Wprowadzanie i odwoływanie czasu letniego środkowoeuropejskiego. Podstawa prawna
W aktualnym stanie pranym w Polsce – zgodnie z art. 3 ustawy z dnia 10 grudnia 2003 r. o czasie urzędowym na obszarze Rzeczypospolitej Polskiej – Prezes Rady Ministrów wprowadza i odwołuje czas letni środkowoeuropejski, w drodze rozporządzenia, ustalając na okres co najmniej jednego roku kalendarzowego dokładne daty, od których następuje wprowadzenie lub odwołanie czasu letniego, uwzględniając istniejące standardy międzynarodowe w tym zakresie. Ostatnie rozporządzenie Prezesa Rady Ministrów z dnia 4 marca 2022r. w sprawie wprowadzenia i odwołania czasu letniego środkowoeuropejskiego w latach 2022-2026 zakłada zmianę czasu jeszcze przynajmniej trzy razy:
- 26 października 2025 roku – z czasu letniego na zimowy;
- 29 marca 2026 roku – z czasu zimowego na letni;
- 25 października 2026 roku – z czasu letniego na zimowy.

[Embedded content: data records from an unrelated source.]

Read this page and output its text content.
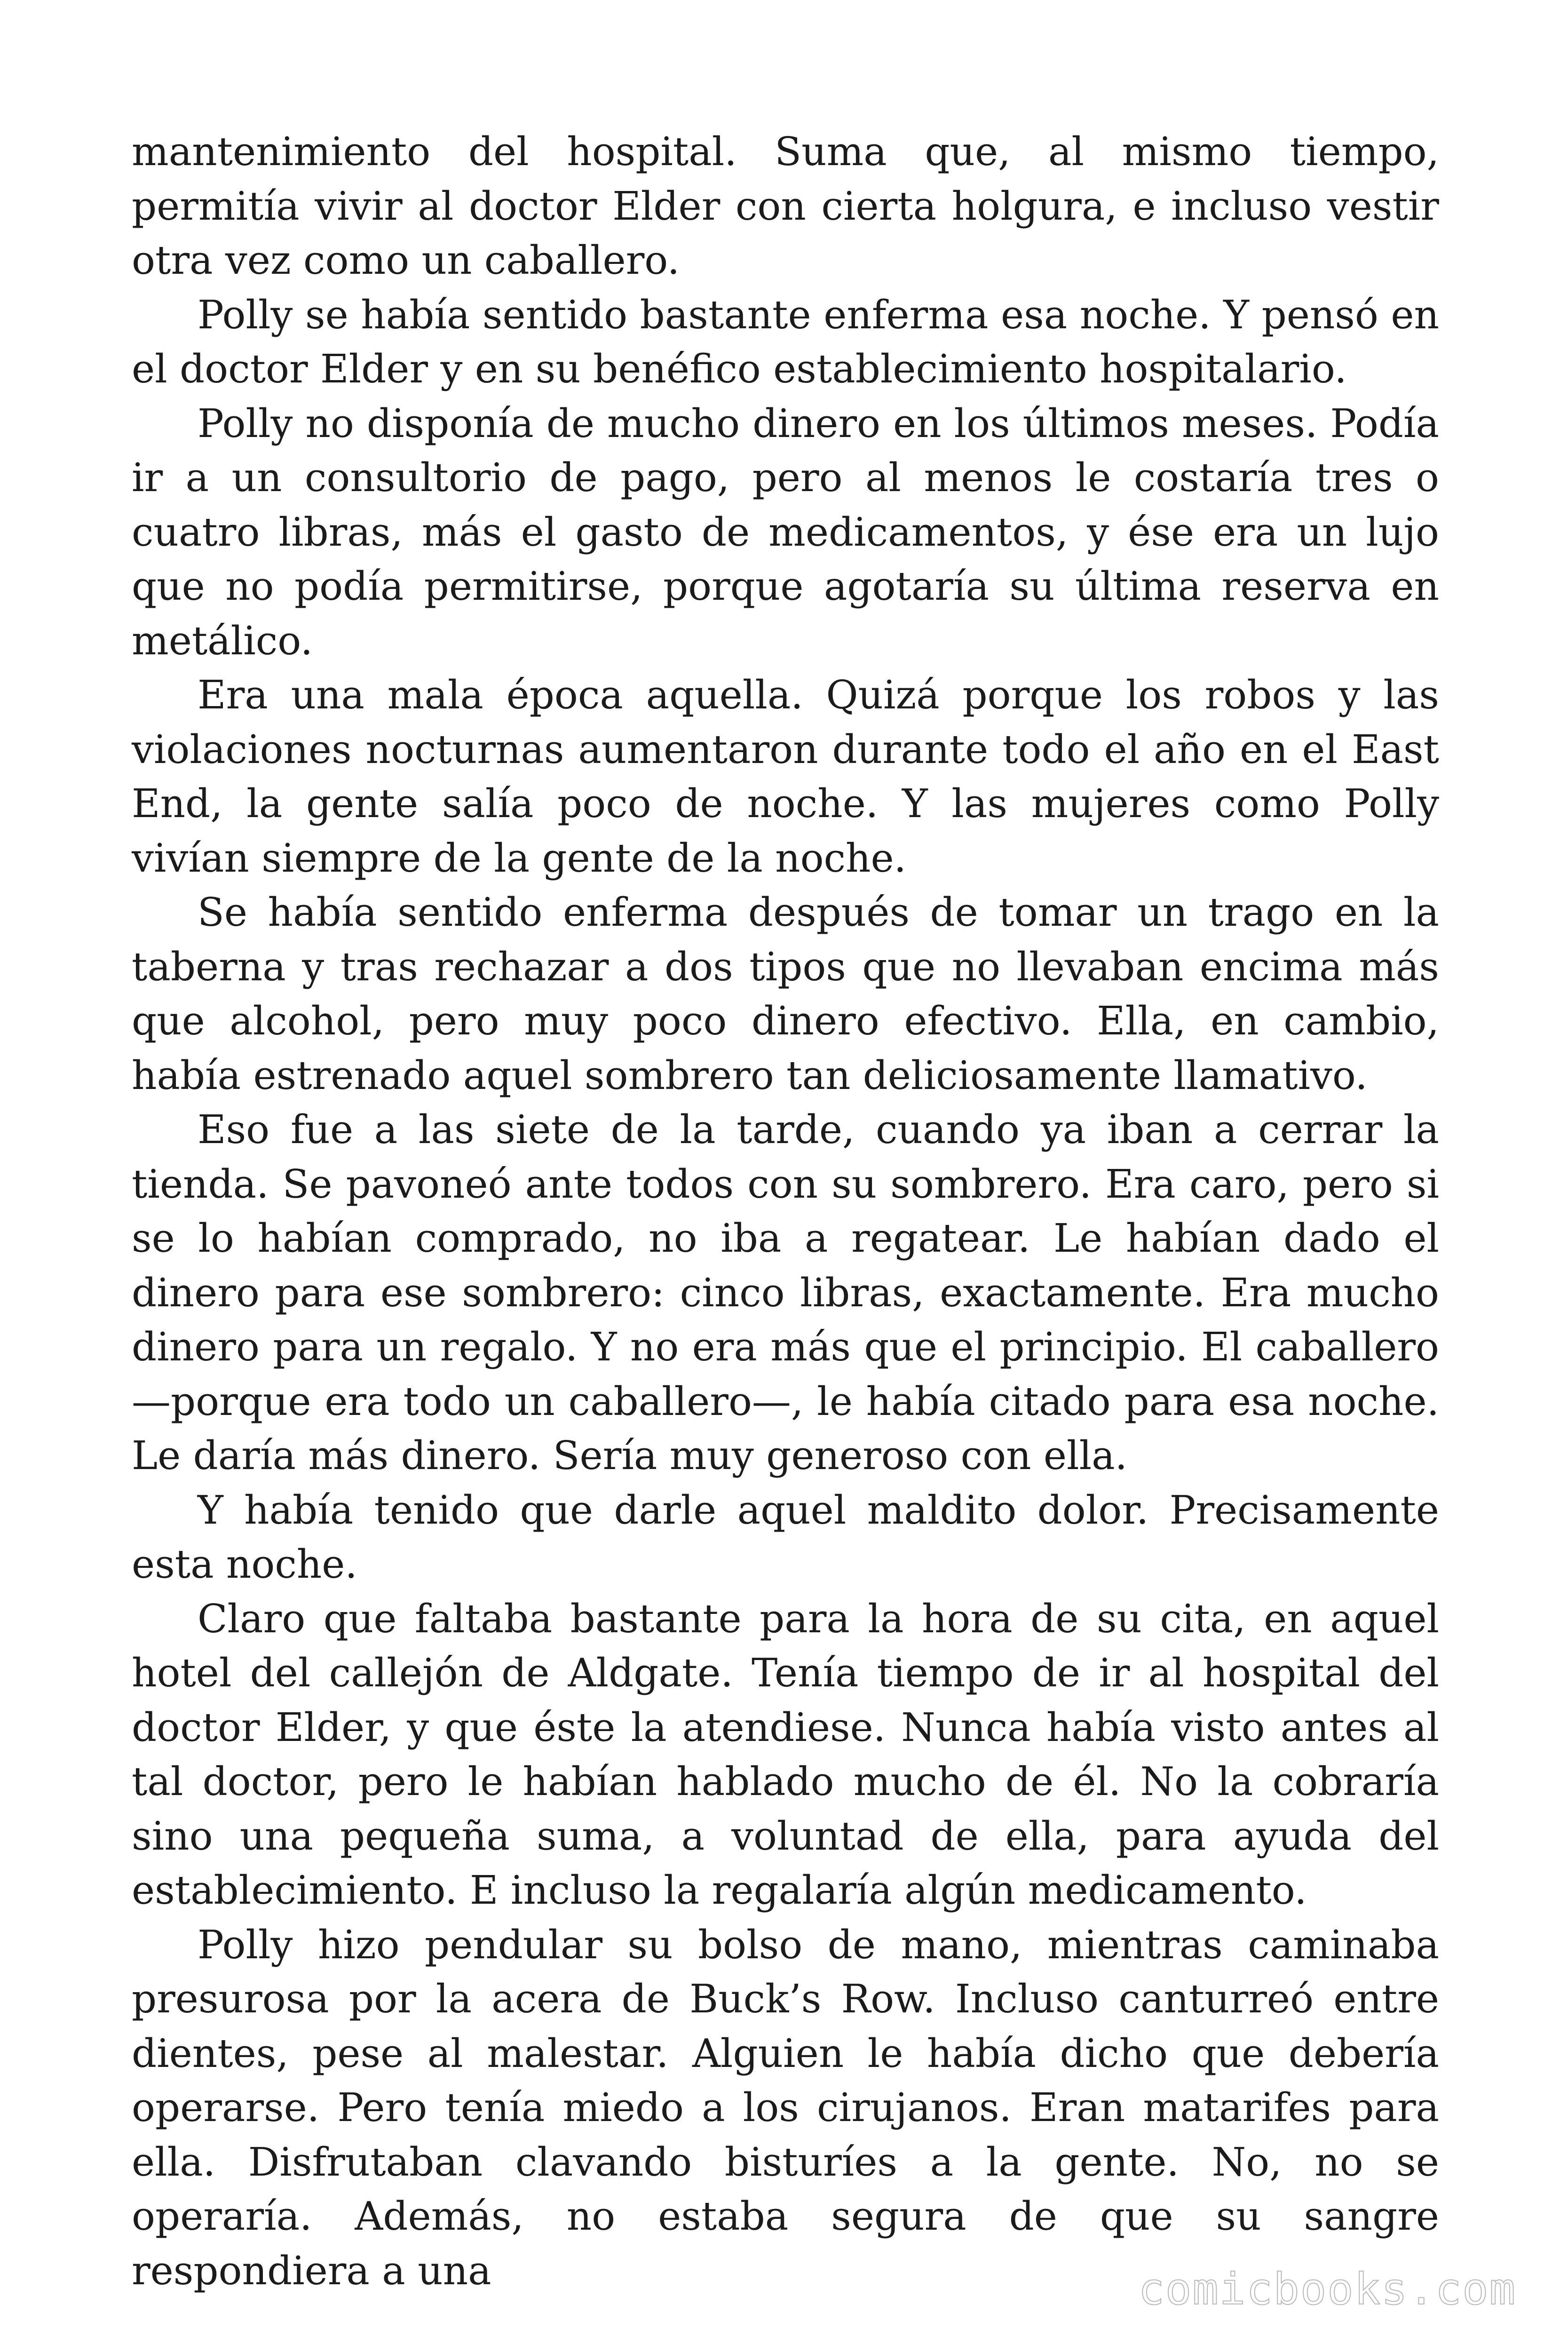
mantenimiento del hospital. Suma que, al mismo tiempo, permitía vivir al doctor Elder con cierta holgura, e incluso vestir otra vez como un caballero.

Polly se había sentido bastante enferma esa noche. Y pensó en el doctor Elder y en su benéfico establecimiento hospitalario.

Polly no disponía de mucho dinero en los últimos meses. Podía ir a un consultorio de pago, pero al menos le costaría tres o cuatro libras, más el gasto de medicamentos, y ése era un lujo que no podía permitirse, porque agotaría su última reserva en metálico.

Era una mala época aquella. Quizá porque los robos y las violaciones nocturnas aumentaron durante todo el año en el East End, la gente salía poco de noche. Y las mujeres como Polly vivían siempre de la gente de la noche.

Se había sentido enferma después de tomar un trago en la taberna y tras rechazar a dos tipos que no llevaban encima más que alcohol, pero muy poco dinero efectivo. Ella, en cambio, había estrenado aquel sombrero tan deliciosamente llamativo.

Eso fue a las siete de la tarde, cuando ya iban a cerrar la tienda. Se pavoneó ante todos con su sombrero. Era caro, pero si se lo habían comprado, no iba a regatear. Le habían dado el dinero para ese sombrero: cinco libras, exactamente. Era mucho dinero para un regalo. Y no era más que el principio. El caballero —porque era todo un caballero—, le había citado para esa noche. Le daría más dinero. Sería muy generoso con ella.

Y había tenido que darle aquel maldito dolor. Precisamente esta noche.

Claro que faltaba bastante para la hora de su cita, en aquel hotel del callejón de Aldgate. Tenía tiempo de ir al hospital del doctor Elder, y que éste la atendiese. Nunca había visto antes al tal doctor, pero le habían hablado mucho de él. No la cobraría sino una pequeña suma, a voluntad de ella, para ayuda del establecimiento. E incluso la regalaría algún medicamento.

Polly hizo pendular su bolso de mano, mientras caminaba presurosa por la acera de Buck’s Row. Incluso canturreó entre dientes, pese al malestar. Alguien le había dicho que debería operarse. Pero tenía miedo a los cirujanos. Eran matarifes para ella. Disfrutaban clavando bisturíes a la gente. No, no se operaría. Además, no estaba segura de que su sangre respondiera a una	comicbooks.com
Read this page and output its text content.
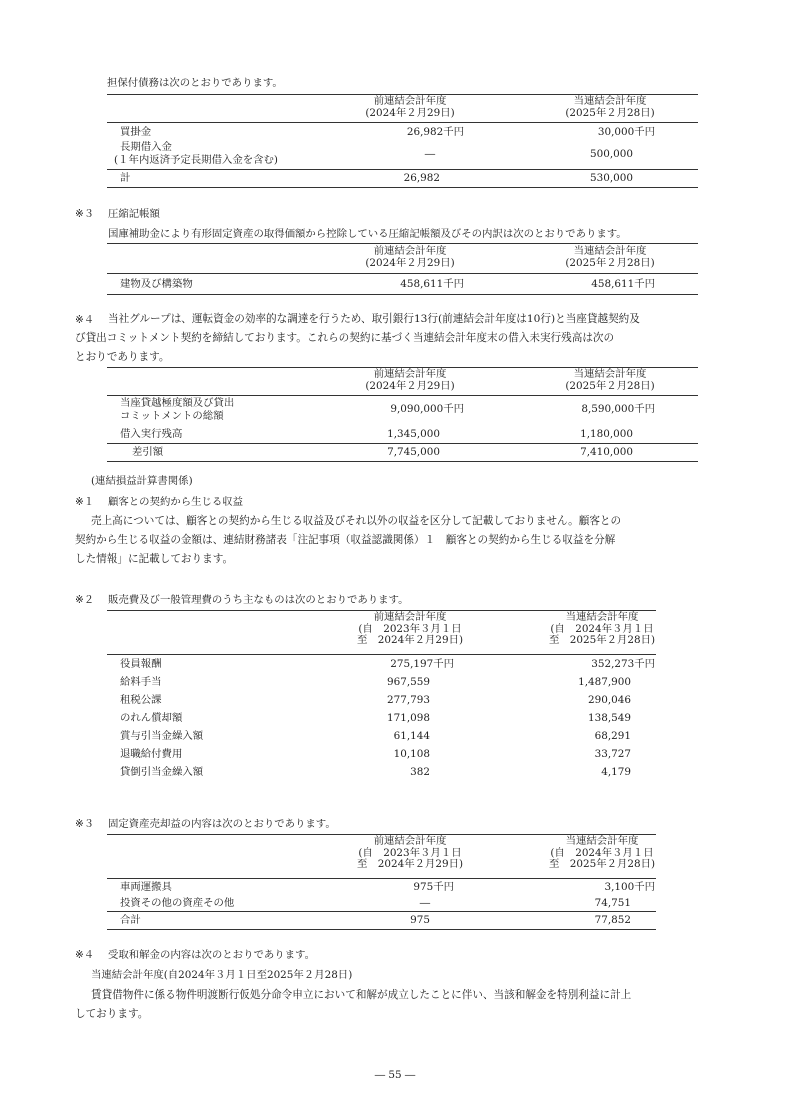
担保付債務は次のとおりであります。
前連結会計年度
(2024年２月29日)
当連結会計年度
(2025年２月28日)
買掛金	26,982千円	30,000千円
長期借入金
(１年内返済予定長期借入金を含む)	―	500,000
計	26,982	530,000
※３ 圧縮記帳額
国庫補助金により有形固定資産の取得価額から控除している圧縮記帳額及びその内訳は次のとおりであります。
前連結会計年度
(2024年２月29日)
当連結会計年度
(2025年２月28日)
建物及び構築物	458,611千円	458,611千円
※４ 当社グループは、運転資金の効率的な調達を行うため、取引銀行13行(前連結会計年度は10行)と当座貸越契約及
び貸出コミットメント契約を締結しております。これらの契約に基づく当連結会計年度末の借入未実行残高は次の
とおりであります。
前連結会計年度
(2024年２月29日)
当連結会計年度
(2025年２月28日)
当座貸越極度額及び貸出
コミットメントの総額
9,090,000千円	8,590,000千円
借入実行残高	1,345,000	1,180,000
差引額	7,745,000	7,410,000
(連結損益計算書関係)
※１ 顧客との契約から生じる収益
売上高については、顧客との契約から生じる収益及びそれ以外の収益を区分して記載しておりません。顧客との
契約から生じる収益の金額は、連結財務諸表「注記事項（収益認識関係）１　顧客との契約から生じる収益を分解
した情報」に記載しております。
※２ 販売費及び一般管理費のうち主なものは次のとおりであります。
前連結会計年度
(自　2023年３月１日
至　2024年２月29日)
当連結会計年度
(自　2024年３月１日
至　2025年２月28日)
役員報酬	275,197千円	352,273千円
給料手当	967,559	1,487,900
租税公課	277,793	290,046
のれん償却額	171,098	138,549
賞与引当金繰入額	61,144	68,291
退職給付費用	10,108	33,727
貸倒引当金繰入額	382	4,179
※３ 固定資産売却益の内容は次のとおりであります。
前連結会計年度
(自　2023年３月１日
至　2024年２月29日)
当連結会計年度
(自　2024年３月１日
至　2025年２月28日)
車両運搬具	975千円	3,100千円
投資その他の資産その他	―	74,751
合計	975	77,852
※４ 受取和解金の内容は次のとおりであります。
当連結会計年度(自2024年３月１日至2025年２月28日)
賃貸借物件に係る物件明渡断行仮処分命令申立において和解が成立したことに伴い、当該和解金を特別利益に計上
しております。
― 55 ―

W praktyce oznacza to, że jeszcze przynajmniej trzy razy przesuniemy wskazówki zegara: dwa razy jesienią z godziny 3:00 na 2:00 i raz na wiosnę: z godziny 2:00 na 3:00.
Poselski projekt ustawy o zmianie ustawy o czasie urzędowym na obszarze Rzeczypospolitej Polskiej, który zakłada, że zmiana czasu z zimowego na letni w 2026 roku miałaby być ostatnią zmianą czasu w ogóle
Inaczej widzą to przedstawiciele Polskiego Stronnictwa Ludowego i Trzeciej Drogi. 2 kwietnia 2025 roku posłowie tych dwóch ugrupowań złożyli do Sejmu poselski projekt ustawy o zmianie ustawy o czasie urzędowym na obszarze Rzeczpospolitej Polskiej (nr RPW/11229/2025). Projekt ten przewiduje odejście od obecnej praktyki zmiany czasu i wprowadzenie całorocznego obowiązywania czasu letniego środkowoeuropejskiego (UTC+2) jako urzędowego czasu w Polsce. Zmiana miałaby wejść w życie z dniem 1 marca 2026 r., co teoretycznie oznaczałoby, że ostatnia zmiana czasu w Polsce miałaby miejsce w październiku 2025 roku, jednak konieczne byłoby przeprowadzenie jeszcze jednej zmiany z czasu zimowego na letni w 2026 roku.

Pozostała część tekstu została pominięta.